Evaluate the cross products$\overrightarrow{A}\times \overrightarrow{B}$ and $\overrightarrow{C}\times \overrightarrow{D}$. (part )

Short answer

The cross product is $21$ and into the page. (part a)

The cross product is$24$and out of the page.(part b)

Step-by-step solution

Step :1 Introduction  (part  a )

The cross-product of two vectors is also a vector. The direction of the vector is derived from the right-hand rule. The expression for the magnitude of cross product is:

$\overrightarrow{A}\times \overrightarrow{B}=AB\sin \alpha$

Where $A$and $B$are the magnitude of the vectors and$\alpha$ is the angle between them.

Step :2 Explanation(part a)

The expression for the cross product is:

$\overrightarrow{A}\times \overrightarrow{B}=AB\sin \alpha$

Substitute 6 for $A,4$for $B$and$45°$for $\alpha$in the equation,

$\overrightarrow{A}\times \overrightarrow{B}=AB\sin \alpha$

$\begin{array}{r}=\left(6\right)\left(4\right)\sin {45}^{\circ }\\ \end{array}$

$=21.21$

The direction of the vector is into the page calculated form right hand rule.

Step :3 Concept introduction (part b )

A vector is formed by the cross product of two vectors. The right-hand rule is used to determine the vector's direction. The magnitude of the cross product is expressed as:

$\overrightarrow{A}\times \overrightarrow{B}=AB\sin \alpha$

Where $A$and $B$are the magnitude of the vectors and $\alpha$is the angle between them.

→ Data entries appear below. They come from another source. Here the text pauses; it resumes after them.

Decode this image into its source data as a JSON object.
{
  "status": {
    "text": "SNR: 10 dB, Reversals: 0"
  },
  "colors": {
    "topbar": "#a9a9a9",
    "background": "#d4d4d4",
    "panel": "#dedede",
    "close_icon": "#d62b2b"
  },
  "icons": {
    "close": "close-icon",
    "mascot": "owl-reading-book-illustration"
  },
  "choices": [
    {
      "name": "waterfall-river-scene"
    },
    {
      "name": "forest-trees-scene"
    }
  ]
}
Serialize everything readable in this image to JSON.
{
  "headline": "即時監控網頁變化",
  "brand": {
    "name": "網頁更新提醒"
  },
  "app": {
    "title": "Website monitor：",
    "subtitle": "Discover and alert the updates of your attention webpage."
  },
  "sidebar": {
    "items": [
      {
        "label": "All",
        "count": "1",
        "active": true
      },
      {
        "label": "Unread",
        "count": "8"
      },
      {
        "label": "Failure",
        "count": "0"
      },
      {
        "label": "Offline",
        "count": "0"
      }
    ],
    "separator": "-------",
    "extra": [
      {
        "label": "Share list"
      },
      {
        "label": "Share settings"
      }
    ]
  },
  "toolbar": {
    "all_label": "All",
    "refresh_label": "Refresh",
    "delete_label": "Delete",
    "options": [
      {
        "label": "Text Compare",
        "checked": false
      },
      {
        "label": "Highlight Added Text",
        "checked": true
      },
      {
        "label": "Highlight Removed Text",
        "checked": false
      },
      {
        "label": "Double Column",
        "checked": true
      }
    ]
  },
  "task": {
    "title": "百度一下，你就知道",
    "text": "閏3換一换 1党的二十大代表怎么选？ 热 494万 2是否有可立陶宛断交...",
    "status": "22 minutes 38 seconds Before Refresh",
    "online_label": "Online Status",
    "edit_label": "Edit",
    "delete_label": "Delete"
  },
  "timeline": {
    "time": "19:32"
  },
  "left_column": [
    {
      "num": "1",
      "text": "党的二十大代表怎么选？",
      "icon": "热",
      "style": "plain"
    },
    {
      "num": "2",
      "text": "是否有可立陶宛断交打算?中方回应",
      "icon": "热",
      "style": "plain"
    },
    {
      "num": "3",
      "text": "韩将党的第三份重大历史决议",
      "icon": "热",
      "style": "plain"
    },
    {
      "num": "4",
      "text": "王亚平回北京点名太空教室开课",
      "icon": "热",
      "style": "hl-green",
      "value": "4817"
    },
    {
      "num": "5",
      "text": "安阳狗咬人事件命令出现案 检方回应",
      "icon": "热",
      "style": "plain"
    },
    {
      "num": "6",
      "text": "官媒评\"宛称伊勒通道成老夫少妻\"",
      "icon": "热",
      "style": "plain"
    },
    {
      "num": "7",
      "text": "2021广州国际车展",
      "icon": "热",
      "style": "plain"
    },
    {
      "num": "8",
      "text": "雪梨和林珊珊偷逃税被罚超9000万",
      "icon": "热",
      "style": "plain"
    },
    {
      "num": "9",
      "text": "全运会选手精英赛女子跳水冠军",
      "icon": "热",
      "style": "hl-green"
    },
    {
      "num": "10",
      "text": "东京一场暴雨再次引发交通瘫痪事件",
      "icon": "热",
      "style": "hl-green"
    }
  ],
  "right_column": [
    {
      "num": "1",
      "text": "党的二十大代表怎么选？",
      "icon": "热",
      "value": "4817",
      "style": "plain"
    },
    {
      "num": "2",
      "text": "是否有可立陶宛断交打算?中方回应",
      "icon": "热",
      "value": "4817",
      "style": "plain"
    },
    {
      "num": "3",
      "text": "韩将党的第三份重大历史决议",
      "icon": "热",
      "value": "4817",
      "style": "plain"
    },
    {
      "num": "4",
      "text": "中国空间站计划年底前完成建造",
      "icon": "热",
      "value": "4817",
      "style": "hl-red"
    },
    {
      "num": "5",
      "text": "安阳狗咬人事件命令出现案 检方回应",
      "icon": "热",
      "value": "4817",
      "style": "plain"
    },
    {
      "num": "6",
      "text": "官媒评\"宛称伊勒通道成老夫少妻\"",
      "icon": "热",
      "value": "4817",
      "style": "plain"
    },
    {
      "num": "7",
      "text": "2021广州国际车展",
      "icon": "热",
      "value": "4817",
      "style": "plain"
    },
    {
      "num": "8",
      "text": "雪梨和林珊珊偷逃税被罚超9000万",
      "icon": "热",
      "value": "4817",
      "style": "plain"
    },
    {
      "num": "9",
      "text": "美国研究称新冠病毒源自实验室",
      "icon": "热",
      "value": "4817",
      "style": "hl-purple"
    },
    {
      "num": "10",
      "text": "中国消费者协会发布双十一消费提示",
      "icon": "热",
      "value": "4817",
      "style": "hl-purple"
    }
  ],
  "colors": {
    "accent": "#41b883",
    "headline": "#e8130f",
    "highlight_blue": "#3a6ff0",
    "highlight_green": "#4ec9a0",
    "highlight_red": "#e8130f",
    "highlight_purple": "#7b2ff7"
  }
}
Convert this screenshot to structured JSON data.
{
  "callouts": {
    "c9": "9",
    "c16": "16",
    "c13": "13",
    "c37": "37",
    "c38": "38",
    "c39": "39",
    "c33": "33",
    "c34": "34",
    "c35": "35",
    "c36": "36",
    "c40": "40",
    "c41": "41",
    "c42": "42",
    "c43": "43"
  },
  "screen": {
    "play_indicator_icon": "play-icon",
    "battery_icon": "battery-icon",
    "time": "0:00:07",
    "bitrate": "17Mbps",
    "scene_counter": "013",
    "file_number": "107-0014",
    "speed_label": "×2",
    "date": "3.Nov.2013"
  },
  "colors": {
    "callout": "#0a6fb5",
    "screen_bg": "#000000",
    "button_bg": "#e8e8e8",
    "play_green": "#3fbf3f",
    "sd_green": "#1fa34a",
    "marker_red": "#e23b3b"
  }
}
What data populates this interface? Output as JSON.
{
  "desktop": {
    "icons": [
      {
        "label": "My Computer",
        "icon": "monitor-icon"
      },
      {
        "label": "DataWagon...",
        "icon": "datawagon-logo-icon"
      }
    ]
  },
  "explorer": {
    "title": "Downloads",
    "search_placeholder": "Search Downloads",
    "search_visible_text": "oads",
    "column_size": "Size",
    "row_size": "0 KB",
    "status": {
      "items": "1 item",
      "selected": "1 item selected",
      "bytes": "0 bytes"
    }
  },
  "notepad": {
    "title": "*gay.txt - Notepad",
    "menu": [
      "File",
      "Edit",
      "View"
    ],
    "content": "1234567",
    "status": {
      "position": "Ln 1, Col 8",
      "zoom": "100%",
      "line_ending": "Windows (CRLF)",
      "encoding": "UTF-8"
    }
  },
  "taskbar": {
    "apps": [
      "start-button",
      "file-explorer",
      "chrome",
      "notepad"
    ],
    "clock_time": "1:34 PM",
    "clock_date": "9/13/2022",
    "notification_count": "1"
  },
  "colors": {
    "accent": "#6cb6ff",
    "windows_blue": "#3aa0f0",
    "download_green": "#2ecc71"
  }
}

Step :4 Explanation (part b )

The expression for the magnitude of cross product is:

$\overrightarrow{C}\times \overrightarrow{D}=CD\sin \alpha$

Substitute $6$for $C,4$for $D$and $90°$for $\alpha$ in the equation,

$\overrightarrow{C}\times \overrightarrow{D}=CD\sin \alpha$

$=\left(6\right)\left(4\right)\sin 90°$

$=24$

The direction of the vector is out of the page calculated form right hand rule.